São Paulo - Faz muito tempo que o São Paulo não ganha um clássico. A última vitória foi em 29 de abril de 2001, justamente contra o Corinthians – num jogo que pouco valia. Amanhã, às 21h45, no Morumbi, a equipe só tem uma opção: quebrar esse jejum de mais de um ano, contra seu maior algoz, o Corinthians, e chegar à final da Copa do Brasil ou dar adeus à competição e ver o rival triunfar mais uma vez. E não basta um simples 1 a 0. Terá de vencer por dois gols de diferença para levar a decisão para os pênaltis ou por três de vantagem.

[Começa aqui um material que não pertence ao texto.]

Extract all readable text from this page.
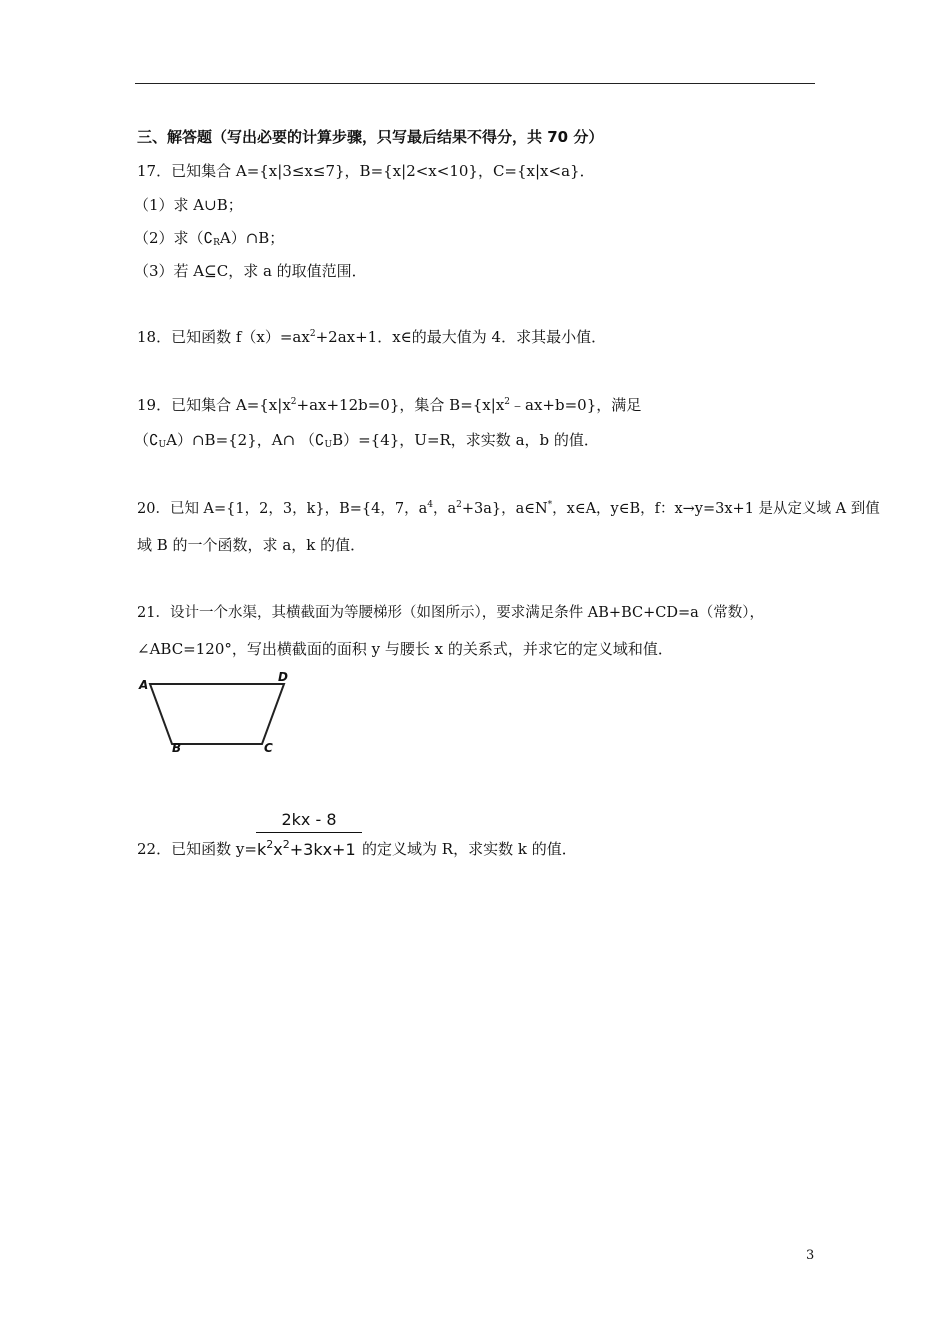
三、解答题（写出必要的计算步骤，只写最后结果不得分，共 70 分）
17．已知集合 A={x|3≤x≤7}，B={x|2<x<10}，C={x|x<a}．
（1）求 A∪B；
（2）求$(∁_RA)\cap B$；
（3）若 A⊆C，求 a 的取值范围．
18．已知函数 $f(x)=ax^2+2ax+1$．x∈的最大值为 4．求其最小值．
19．已知集合 $A=\{x|x^2+ax+12b=0\}$，集合 $B=\{x|x^2﹣ax+b=0\}$，满足
$(∁_UA)\cap B=\{2\}$，A∩ $(∁_UB)=\{4\}$，U=R，求实数 a，b 的值．
20．已知 A={1，2，3，k}，B={4，7，$a^4$，$a^2+3a$}，a∈N*，x∈A，y∈B，f：x→y=3x+1 是从定义域 A 到值
域 B 的一个函数，求 a，k 的值．
21．设计一个水渠，其横截面为等腰梯形（如图所示），要求满足条件 AB+BC+CD=a（常数），
∠ABC=120°，写出横截面的面积 y 与腰长 x 的关系式，并求它的定义域和值．
A
D
B	C
22．已知函数 y=
2kx - 8
$k^2x^2+3kx+1$ 的定义域为 R，求实数 k 的值．
3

Nem os mais fanáticos torcedores esbanjam confiança. Sabem que a situação é complicada. Neste ano, as equipes se enfrentaram duas vezes e o Corinthians venceu as duas, 3 a 1, pelo Rio-São Paulo, e 2 a 0, no primeiro confronto da semifinal da Copa do Brasil. ‘‘Está mais do que na hora de vencermos um clássico’’, disse o técnico são-paulino, Nelsinho Baptista, que se despedirá do clube após o término do contrato, em junho.
No Corinthians, ao contrário, o ambiente era de euforia na reapresentação do elenco após a vitória sobre o São Caetano, no fim de semana. O clima de ‘‘já ganhou’’ por parte dos jogadores preocupa Carlos Alberto Parreira, que tratou de conversar com eles e exigir que mudassem o discurso. ‘‘Não temos vantagem nenhuma, o confronto está 0 a 0, é assim que temos de pensar.’’ Parreira lembrou que o Corinthians também tinha vantagem de 2 gols contra o Paraná, nas quartas-de-final, e quase foi surpreendido.
O São Paulo chega à partida motivado, após a classificação para a final do Rio-São Paulo. Nelsinho faz questão de lembrar que, apesar de difícil, a missão não é nada impossível. E para conseguir o feito, o técnico faz mudanças radicais na equipe. Muda o esquema de três volantes para apenas dois, optando pela entrada de dois meias ofensivos, Adriano e Lúcio Flavio, que estréia como titular. Souza vai para a reserva.
À moda americana, São Paulo e Corinthians iniciam uma série de três jogos em menos de duas semanas. Nos próximos dois fins de semana voltarão a se defrontar pelo Rio-São Paulo.